Figure 6: Feature Fusion We illustrate the fusion process with annotated approximately equivalent and approximately invariant features.

Visualization of Feature Maps. In Fig 7, we visualize the features of the same object in two frames, each with a different pose.

Figure 7: Feature Maps We fuse features of RGB, DINOv2 and HP-PPF into a 2D feature map that is approximately SE(3)-equivariant.

“RGB",”DINOv2", and “HP-PPF" depict our input features, which are roughly SE(3) invariant.”Second(2D)" represents our post-fusion feature map, utilized for pose estimation and approximately SE(3) equivariant; we observe slight shifts in the feature map pattern upon rotation and translation. For visualization, we also present “Second(PC)", a point-wise feature obtained by projecting”Second(2D)" back onto the point cloud, using the pixel-point correspondence, and it’s also approximately invariant.

Shape of All Feature Maps and Other Intermediate Representation. Fig 6 illustrates our input features as: \(F_c \in R^{n\times 3}\), \(F_g \in R^{n\times c_g}\), and \(F_s \in R^{n\times c_s}\), while after modules \(\mathscr{L}_c\), \(\mathscr{L}_g\), \(\mathscr{L}_s\), our features have shape \(R^{H\times W \times c}\), and after fusion module \(\mathscr{L}_f\) the feature is of shape \(R^{H\times W \times c}\).

8 More Experimental Results on HouseCat6D↩︎

We report more metrics on HouseCat6D [58] in Table 5. We note that our approach outperforms other methods by a significant margin across all metrics. Especially on the restricted metrics \(\text{IoU}_{75}\) and \(5^{\circ}\;2 \mathrm{~cm}\), SecondPose outperforms VI-Net by 22.1% and 31.0% respectively.

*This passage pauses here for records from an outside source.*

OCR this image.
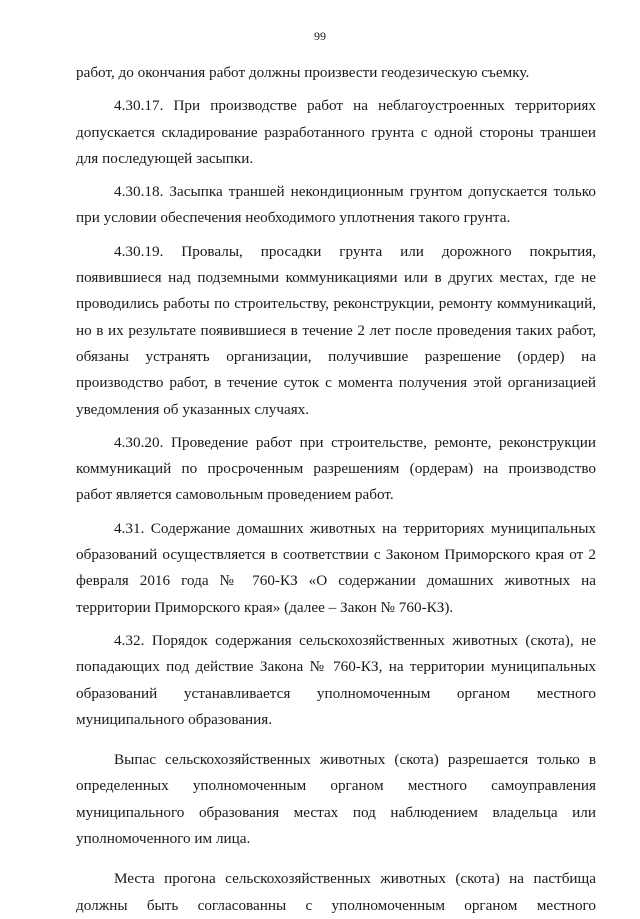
99

работ, до окончания работ должны произвести геодезическую съемку.

4.30.17. При производстве работ на неблагоустроенных территориях допускается складирование разработанного грунта с одной стороны траншеи для последующей засыпки.

4.30.18. Засыпка траншей некондиционным грунтом допускается только при условии обеспечения необходимого уплотнения такого грунта.

4.30.19. Провалы, просадки грунта или дорожного покрытия, появившиеся над подземными коммуникациями или в других местах, где не проводились работы по строительству, реконструкции, ремонту коммуникаций, но в их результате появившиеся в течение 2 лет после проведения таких работ, обязаны устранять организации, получившие разрешение (ордер) на производство работ, в течение суток с момента получения этой организацией уведомления об указанных случаях.

4.30.20. Проведение работ при строительстве, ремонте, реконструкции коммуникаций по просроченным разрешениям (ордерам) на производство работ является самовольным проведением работ.

4.31. Содержание домашних животных на территориях муниципальных образований осуществляется в соответствии с Законом Приморского края от 2 февраля 2016 года № 760-КЗ «О содержании домашних животных на территории Приморского края» (далее – Закон № 760-КЗ).

4.32. Порядок содержания сельскохозяйственных животных (скота), не попадающих под действие Закона № 760-КЗ, на территории муниципальных образований устанавливается уполномоченным органом местного муниципального образования.

Выпас сельскохозяйственных животных (скота) разрешается только в определенных уполномоченным органом местного самоуправления муниципального образования местах под наблюдением владельца или уполномоченного им лица.

Места прогона сельскохозяйственных животных (скота) на пастбища должны быть согласованны с уполномоченным органом местного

Table 5: Quantitative comparisons of different methods for category-level 6D object pose estimation on HouseCat6D [58].
Method HouseCat6D
IoU \(_{75}\) \(5^{\circ}\;2 \mathrm{~cm}\) \(5^{\circ}\;5 \mathrm{~cm}\) \(10^{\circ}\;2 \mathrm{~cm}\) \(10^{\circ}\;5 \mathrm{~cm}\)
FS-Net [39] 14.8 3.3 4.2 17.1 21.6
GPV-Pose [41] 15.2 3.5 4.6 17.8 22.7
VI-Net [21] 20.4 8.4 10.3 20.5 29.1
SecondPose (Ours) 24.9 11.0 13.4 25.3 35.7

We present the categorical results of our experiment on HouseCat6D in Fig. 10. Our method exhibits a substantial performance advantage over VI-Net in categories such as box, can, cup, remote, teapot, and shoe. However, in other categories, namely bottle, cutlery, glass, and tube, our method shows a slightly lower performance compared to VI-Net. We noted a shared characteristic among these categories—items within them typically display either high reflectivity or high transparency. Under optical conditions of this nature, DINOv2 tends to encounter difficulties in extracting meaningful semantic information.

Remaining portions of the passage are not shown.